Il existe en France une passion pour le tiède que le reste du monde nous envie avec une ironie mal dissimulée. Entre le col roulé de ministre et le Beaujolais nouveau, se niche le Fonds Euro. Véritable doudou national de l’épargnant, il est à la finance ce que le dictionnaire de l’Académie est à la littérature : une institution rassurante, immobile, et dont la pertinence s’étiole à chaque page que l’on tourne.
Investir en fonds euro aujourd’hui ? La question elle-même fleure bon la naphtaline et les après-midi pluvieux dans une succursale bancaire de province.
Le fétichisme de la garantie
Le Français, cet être paradoxal qui guillotina ses rois mais tremble devant la moindre fluctuation d’un indice boursier, voue un culte au « capital garanti ». Le fonds euro est le temple de ce fétichisme. On nous promet que le capital ne baissera jamais. Grandiose. On omet simplement de préciser que, sous l’effet d’une inflation qui a cessé de jouer les figurantes, votre pouvoir d’achat, lui, subit une cure d’amaigrissement digne d’un ascète.
Gagner 2,5% quand la vie en coûte 5% de plus n’est pas de la gestion de patrimoine, c’est de l’euthanasie financière par consentement mutuel.
L’anesthésie par le stock
L’argument de l’assureur est immuable : les réserves. Ces fameuses provisions pour participation aux bénéfices (PPB) que les compagnies lâchent avec la parcimonie d’un héritier avare. On nous explique que le fonds euro est un paquebot. C’est exact : il est massif, lent, et sa trajectoire est fixée par les obligations d’État de la décennie passée. Investir dans un fonds euro aujourd’hui, c’est parier sur la santé des dettes publiques européennes. Il faut une dose de romantisme — ou une méconnaissance crasse de la géopolitique — pour voir dans les bons du Trésor français le nouvel eldorado de la croissance.

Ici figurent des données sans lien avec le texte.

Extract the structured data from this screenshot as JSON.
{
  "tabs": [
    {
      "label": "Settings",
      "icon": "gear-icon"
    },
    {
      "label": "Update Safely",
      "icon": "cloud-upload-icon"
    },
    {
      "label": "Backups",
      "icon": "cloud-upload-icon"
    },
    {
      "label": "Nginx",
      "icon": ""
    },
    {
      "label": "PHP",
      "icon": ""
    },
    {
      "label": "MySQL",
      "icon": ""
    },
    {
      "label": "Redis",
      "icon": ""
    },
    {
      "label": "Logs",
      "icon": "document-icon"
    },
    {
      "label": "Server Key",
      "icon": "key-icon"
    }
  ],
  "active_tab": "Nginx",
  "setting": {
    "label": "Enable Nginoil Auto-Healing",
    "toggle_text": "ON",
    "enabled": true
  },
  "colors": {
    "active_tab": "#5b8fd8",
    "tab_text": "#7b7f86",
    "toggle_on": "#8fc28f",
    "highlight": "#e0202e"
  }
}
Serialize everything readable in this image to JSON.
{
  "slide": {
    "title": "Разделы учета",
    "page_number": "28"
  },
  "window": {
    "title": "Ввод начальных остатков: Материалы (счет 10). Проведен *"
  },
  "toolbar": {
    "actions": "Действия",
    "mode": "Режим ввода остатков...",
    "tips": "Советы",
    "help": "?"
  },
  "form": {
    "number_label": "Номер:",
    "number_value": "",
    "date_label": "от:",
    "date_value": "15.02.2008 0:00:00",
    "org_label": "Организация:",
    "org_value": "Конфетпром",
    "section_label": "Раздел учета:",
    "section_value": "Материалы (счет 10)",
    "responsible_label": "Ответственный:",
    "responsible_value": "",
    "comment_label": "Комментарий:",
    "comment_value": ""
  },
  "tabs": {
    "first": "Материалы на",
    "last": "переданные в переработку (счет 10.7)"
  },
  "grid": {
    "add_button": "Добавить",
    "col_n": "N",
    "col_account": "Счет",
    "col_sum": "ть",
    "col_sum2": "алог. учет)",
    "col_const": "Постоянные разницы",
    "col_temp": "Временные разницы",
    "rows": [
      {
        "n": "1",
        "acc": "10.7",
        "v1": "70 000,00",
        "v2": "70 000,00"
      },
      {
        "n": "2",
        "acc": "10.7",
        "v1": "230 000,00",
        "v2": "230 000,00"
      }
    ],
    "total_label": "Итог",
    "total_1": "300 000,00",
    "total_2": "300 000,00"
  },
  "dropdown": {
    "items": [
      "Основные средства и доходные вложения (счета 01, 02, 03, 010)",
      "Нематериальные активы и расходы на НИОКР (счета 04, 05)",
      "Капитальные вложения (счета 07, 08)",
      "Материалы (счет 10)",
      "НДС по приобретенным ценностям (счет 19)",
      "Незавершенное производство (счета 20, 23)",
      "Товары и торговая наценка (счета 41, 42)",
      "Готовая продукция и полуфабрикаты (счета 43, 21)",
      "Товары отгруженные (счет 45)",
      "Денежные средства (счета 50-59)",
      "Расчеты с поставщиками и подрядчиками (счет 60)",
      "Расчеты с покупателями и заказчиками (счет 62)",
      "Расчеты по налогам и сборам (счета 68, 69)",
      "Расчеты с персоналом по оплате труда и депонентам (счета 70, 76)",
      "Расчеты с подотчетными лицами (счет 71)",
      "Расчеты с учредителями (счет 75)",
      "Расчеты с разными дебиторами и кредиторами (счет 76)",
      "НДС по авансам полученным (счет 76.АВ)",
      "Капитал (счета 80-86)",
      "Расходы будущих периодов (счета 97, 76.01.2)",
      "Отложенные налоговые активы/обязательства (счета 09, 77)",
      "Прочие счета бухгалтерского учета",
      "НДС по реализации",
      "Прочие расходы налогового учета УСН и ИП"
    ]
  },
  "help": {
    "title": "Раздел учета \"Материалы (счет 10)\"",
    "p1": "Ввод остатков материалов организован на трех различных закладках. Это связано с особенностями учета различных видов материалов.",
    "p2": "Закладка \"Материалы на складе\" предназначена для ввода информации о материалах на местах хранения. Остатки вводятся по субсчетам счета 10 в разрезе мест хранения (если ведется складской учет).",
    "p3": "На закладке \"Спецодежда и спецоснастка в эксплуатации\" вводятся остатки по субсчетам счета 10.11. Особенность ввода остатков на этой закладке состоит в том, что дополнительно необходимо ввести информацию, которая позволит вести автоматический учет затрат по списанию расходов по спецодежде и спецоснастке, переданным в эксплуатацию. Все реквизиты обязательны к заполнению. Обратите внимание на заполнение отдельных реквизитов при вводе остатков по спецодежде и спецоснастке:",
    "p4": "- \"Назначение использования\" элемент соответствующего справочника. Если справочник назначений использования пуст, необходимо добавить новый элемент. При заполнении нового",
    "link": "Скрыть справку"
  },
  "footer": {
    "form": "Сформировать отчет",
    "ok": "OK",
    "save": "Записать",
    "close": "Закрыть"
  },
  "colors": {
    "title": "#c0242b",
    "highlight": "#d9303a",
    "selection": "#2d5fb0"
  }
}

Le syndrome de la ceinture et des bretelles
Certes, les taux remontent. Les fonds euro « nouvelle génération » tentent de séduire avec des bonus de rendement, tels des retraités qui se feraient poser des facettes dentaires pour paraître encore dans le coup. Mais le mal est fait. La rigidité structurelle du produit reste. Les frais de gestion, eux, sont les seuls à ne jamais connaître de déflation : ils grignotent votre performance avec une régularité de métronome, que le marché exulte ou qu’il s’effondre.
Alors, est-ce une bonne idée ?
Si votre horizon indépassable est l’achat d’une véranda en 2042 et que l’idée d’une bougie rouge sur un graphique vous déclenche des palpitations, alors oui : le fonds euro est votre sanctuaire. C’est le choix de ceux qui préfèrent avoir tort avec la foule que raison tout seuls.
Pour les autres, ceux qui ont compris que le risque est le loyer de l’argent, le fonds euro n’est plus qu’une salle d’attente. Une pièce un peu sombre, aux magazines datés, où l’on pose ses liquidités avant de les envoyer là où bat le cœur du monde : vers l’entreprise, l’innovation, et pourquoi pas, vers un peu d’audace.
Car après tout, la seule garantie qu’offre réellement le fonds euro, c’est celle de l’ennui. Et l’ennui, en finance comme en amour, est le début de la fin.